As mentioned, a propeller's performance suffers as the blade speed exceeds the speed of sound. As the relative air speed at the blade is rotation speed plus axial speed, a propeller blade will reach sonic speed sometime before the rest of the aircraft (with a theoretical blade the maximum aircraft speed is about 845 km/hr (Mach 0.7) at sea-level, in reality it is rather lower). When a blade tip becomes supersonic, drag and torque resistance increase suddenly and shock waves form creating a sharp increase in noise. Aircraft with conventional propellers therefore do not usually fly faster than Mach 0.6 although there are certain craft, usually military, which do operate at Mach 0.8 or higher although there is considerable fall off in efficiency.
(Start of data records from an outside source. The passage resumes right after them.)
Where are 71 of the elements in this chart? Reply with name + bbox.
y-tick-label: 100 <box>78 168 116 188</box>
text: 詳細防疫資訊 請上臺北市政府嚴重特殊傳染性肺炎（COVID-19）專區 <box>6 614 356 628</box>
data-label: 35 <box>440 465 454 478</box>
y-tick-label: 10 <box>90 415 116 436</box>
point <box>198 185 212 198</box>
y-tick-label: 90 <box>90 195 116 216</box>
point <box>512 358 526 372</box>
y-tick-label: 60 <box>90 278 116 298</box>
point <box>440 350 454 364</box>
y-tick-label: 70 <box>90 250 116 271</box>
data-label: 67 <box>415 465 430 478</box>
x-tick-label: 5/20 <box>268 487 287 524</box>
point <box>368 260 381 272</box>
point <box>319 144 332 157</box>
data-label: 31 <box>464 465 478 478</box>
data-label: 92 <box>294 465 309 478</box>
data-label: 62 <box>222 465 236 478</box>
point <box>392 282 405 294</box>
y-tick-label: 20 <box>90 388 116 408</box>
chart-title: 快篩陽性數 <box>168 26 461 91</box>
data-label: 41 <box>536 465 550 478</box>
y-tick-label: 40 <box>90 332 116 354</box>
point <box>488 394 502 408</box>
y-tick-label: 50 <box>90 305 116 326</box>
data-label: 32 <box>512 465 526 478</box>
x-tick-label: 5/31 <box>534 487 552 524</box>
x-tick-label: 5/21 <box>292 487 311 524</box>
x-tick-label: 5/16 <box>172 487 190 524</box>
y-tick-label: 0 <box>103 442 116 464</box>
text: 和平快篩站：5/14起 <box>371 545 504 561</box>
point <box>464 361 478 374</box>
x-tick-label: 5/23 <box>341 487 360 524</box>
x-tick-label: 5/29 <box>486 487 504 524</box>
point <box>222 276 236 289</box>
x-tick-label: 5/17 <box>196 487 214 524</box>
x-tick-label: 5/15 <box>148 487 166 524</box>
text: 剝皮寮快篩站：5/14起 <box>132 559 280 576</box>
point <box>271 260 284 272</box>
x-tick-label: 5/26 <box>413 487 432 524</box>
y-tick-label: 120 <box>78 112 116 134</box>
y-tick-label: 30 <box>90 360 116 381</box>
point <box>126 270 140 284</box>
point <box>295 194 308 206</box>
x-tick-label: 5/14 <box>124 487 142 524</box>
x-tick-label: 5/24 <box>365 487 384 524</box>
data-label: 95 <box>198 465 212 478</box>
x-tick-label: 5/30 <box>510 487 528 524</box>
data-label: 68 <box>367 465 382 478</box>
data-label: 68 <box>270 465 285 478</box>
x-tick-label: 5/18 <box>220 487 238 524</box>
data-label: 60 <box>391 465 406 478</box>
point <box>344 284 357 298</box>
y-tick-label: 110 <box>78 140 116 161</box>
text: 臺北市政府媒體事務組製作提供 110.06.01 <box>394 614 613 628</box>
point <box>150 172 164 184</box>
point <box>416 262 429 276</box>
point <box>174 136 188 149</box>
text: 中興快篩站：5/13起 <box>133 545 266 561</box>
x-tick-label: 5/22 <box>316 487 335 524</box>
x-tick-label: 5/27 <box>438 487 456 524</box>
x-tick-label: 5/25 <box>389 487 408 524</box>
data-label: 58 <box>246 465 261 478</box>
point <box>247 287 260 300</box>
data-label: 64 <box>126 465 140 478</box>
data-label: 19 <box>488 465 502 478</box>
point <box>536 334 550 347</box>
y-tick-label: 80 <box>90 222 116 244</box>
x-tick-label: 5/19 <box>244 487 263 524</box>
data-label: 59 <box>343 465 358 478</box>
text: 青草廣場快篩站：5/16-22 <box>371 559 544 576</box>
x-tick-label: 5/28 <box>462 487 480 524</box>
Naturally there have been efforts to develop propellers for aircraft at high subsonic speeds. The 'fix' is similar to that of transonic wing design. The maximum relative velocity is kept as low as possible by careful control of pitch to allow the blades to have large helix angles; thin blade sections are used and the blades are swept back in a scimitar shape; a large number of blades are used to reduce work per blade and so circulation strength; contra-rotation is used. The propellers designed are more efficient than turbo-fans and in terms of cruising speed (Mach 0.7-0.85) suitable for airliners except that the noise is tremendous.

Aircraft Fans

A fan is a propeller with a large number of blades. A fan therefore produces a lot of thrust for a given diameter but the closeness of the blades means that each strongly affects the flow around the others. If the flow is supersonic this interference can be beneficial if the flow can be compressed through a series of shock waves rather that one. By placing the fan within a shaped duct specific flow patterns can be created depending on flight speed and engine performance. As air enters the duct its speed is reduced and pressure and temperature increased, if the aircraft is at a high subsonic speed this creates two advantges - the air enters the fan at a lower Mach speed and the higher temperature increases the local speed of sound. While there is a loss in efficiency as the fan is drawing on a smaller area of the free stream and so using less air, this is balanced by the ducted fan retaining efficiency at higher speeds where conventional propeller efficiency would be poor. A ducted fan or propeller also has certain benefits at lower speeds but the duct needs to be shaped in a different manner to one for higher speed flight. More air is taken in and the fan therefore operates at a efficiency equivalent to a larger unducted propeller, noise is also reduced by the ducting and should a blade become detacted the duct would contain the damage. However the duct adds weight, cost, complexity and (to a certain degree) drag.